▶Book Description
Recent developments in reinforcement learning (RL), combined with deep learning (DL), have seen unprecedented progress made towards training agents to solve complex problems in a human-like way. Google's use of algorithms to play and defeat the well-known Atari arcade games has propelled the field to prominence, and researchers are generating new ideas at a rapid pace.
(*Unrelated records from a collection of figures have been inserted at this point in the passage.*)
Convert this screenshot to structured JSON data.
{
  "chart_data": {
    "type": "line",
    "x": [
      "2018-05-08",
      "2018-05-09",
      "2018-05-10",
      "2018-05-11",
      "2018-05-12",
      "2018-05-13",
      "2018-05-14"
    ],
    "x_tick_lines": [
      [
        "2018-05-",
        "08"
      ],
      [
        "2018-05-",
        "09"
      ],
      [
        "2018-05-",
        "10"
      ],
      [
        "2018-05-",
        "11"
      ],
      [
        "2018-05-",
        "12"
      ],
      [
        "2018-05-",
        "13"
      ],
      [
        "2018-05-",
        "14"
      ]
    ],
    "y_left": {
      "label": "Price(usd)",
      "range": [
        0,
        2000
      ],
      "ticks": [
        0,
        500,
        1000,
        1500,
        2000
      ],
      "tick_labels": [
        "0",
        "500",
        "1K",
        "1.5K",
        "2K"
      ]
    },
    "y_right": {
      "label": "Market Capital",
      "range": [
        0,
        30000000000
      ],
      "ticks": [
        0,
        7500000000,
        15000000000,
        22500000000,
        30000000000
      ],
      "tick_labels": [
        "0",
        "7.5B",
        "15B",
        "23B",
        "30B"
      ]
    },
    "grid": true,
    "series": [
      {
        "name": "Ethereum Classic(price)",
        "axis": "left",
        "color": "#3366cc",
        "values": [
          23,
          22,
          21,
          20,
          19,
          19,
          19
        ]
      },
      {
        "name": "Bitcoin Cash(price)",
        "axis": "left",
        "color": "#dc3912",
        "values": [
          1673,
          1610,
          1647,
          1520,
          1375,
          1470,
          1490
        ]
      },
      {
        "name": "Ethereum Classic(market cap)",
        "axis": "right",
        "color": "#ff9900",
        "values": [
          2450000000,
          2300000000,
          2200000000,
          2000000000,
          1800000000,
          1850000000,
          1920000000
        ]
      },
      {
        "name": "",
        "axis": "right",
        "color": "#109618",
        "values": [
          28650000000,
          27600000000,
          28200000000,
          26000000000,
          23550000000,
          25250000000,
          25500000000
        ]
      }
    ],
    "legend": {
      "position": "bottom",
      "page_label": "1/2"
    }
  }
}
Deep Reinforcement Learning Hands-On is a comprehensive guide to the very latest DL tools and their limitations. You will evaluate methods including Cross-entropy and policy gradients, before applying them to real-world environments. Take on both the Atari set of virtual games and family favorites such as Connect4. The book provides an introduction to the basics of RL, giving you the know-how to code intelligent learning agents to take on a formidable array of practical tasks. Discover how to implement Q-learning on 'grid world' environments, teach your agent to buy and trade stocks, and find out how natural language models are driving the boom in chatbots.
▶What You Will Learn
⦁ Understand the DL context of RL and implement complex DL models
⦁ Learn the foundation of RL: Markov decision processes
⦁ Evaluate RL methods including Cross-entropy, DQN, Actor-Critic, TRPO, PPO, DDPG, D4PG and others
⦁ Discover how to deal with discrete and continuous action spaces in various environments
⦁ Defeat Atari arcade games using the value iteration method
⦁ Create your own OpenAI Gym environment to train a stock trading agent
⦁ Teach your agent to play Connect4 using AlphaGo Zero
⦁ Explore the very latest deep RL research on topics including AI-driven chatbots
▶Key Features
⦁ Explore deep reinforcement learning (RL), from the first principles to the latest algorithms
⦁ Evaluate high-profile RL methods, including value iteration, deep Q-networks, policy gradients, TRPO, PPO, DDPG, D4PG, evolution strategies and genetic algorithms
⦁ Keep up with the very latest industry developments, including AI-driven chatbots
▶Who This Book Is For
The main target audience are people who have some knowledge in Machine Learning, but interested to get a practical understanding of the Reinforcement Learning domain. A reader should be familiar with Python and the basics of deep learning and machine learning. Understanding of statistics and probability will be a plus, but is not absolutely essential for understanding most of the book's material.
▶What this book covers
⦁ Chapter 1, What is Reinforcement Learning?, contains introduction to RL ideas and main formal models.
⦁ Chapter 2, OpenAI Gym, introduces the reader to the practical aspect of RL, using open-source library gym.
⦁ Chapter 3, Deep Learning with PyTorch, gives a quick overview of the PyTorch library.
⦁ Chapter 4, The Cross-Entropy Method, introduces you to one of the simplest methods of RL to give you the feeling of RL methods and problems.
⦁ Chapter 5, Tabular Learning and the Bellman Equation, gives an introduction to the Value-based family of RL methods.
⦁ Chapter 6, Deep Q-Networks, describes DQN, the extension of basic Value-based methods, allowing to solve complicated environment.
⦁ Chapter 7, DQN Extensions, gives a detailed overview of modern extension to the DQN method, to improve its stability and convergence in complex environments.
⦁ Chapter 8, Stocks Trading Using RL, is the first practical project, applying the DQN method to stock trading.
⦁ Chapter 9, Policy Gradients –- An Alternative, introduces another family of RL methods, based on policy learning.
⦁ Chapter 10, The Actor-Critic Method, describes one of the most widely used method in RL.
⦁ Chapter 11, Asynchronous Advantage Actor-Critic, extends Actor-Critic with parallel environment communication, to improve stability and convergence.
⦁ Chapter 12, Chatbots Training with RL, is the second project, showing how to apply RL methods to NLP problems.
⦁ Chapter 13, Web Navigation, is another long project, applying RL to web page navigation, using MiniWoB set of tasks.
⦁ Chapter 14, Continuous Action Space, describes the specifics of environments, using continuous action spaces and various methods.
⦁ Chapter 15, Trust Regions –- TRPO, PPO, and ACKTR, is yet another chapter about continuous action spaces describing "Trust region" set of methods.
⦁ Chapter 16, Black-Box Optimization in RL, shows another set of methods that don't use gradients in explicit form.
⦁ Chapter 17, Beyond Model-Free –- Imagination, introduces model-based approach to RL, using recent research results about imagination in RL.
⦁ Chapter 18, AlphaGo Zero, describes the AlphaGo Zero method applied to game Connect Four.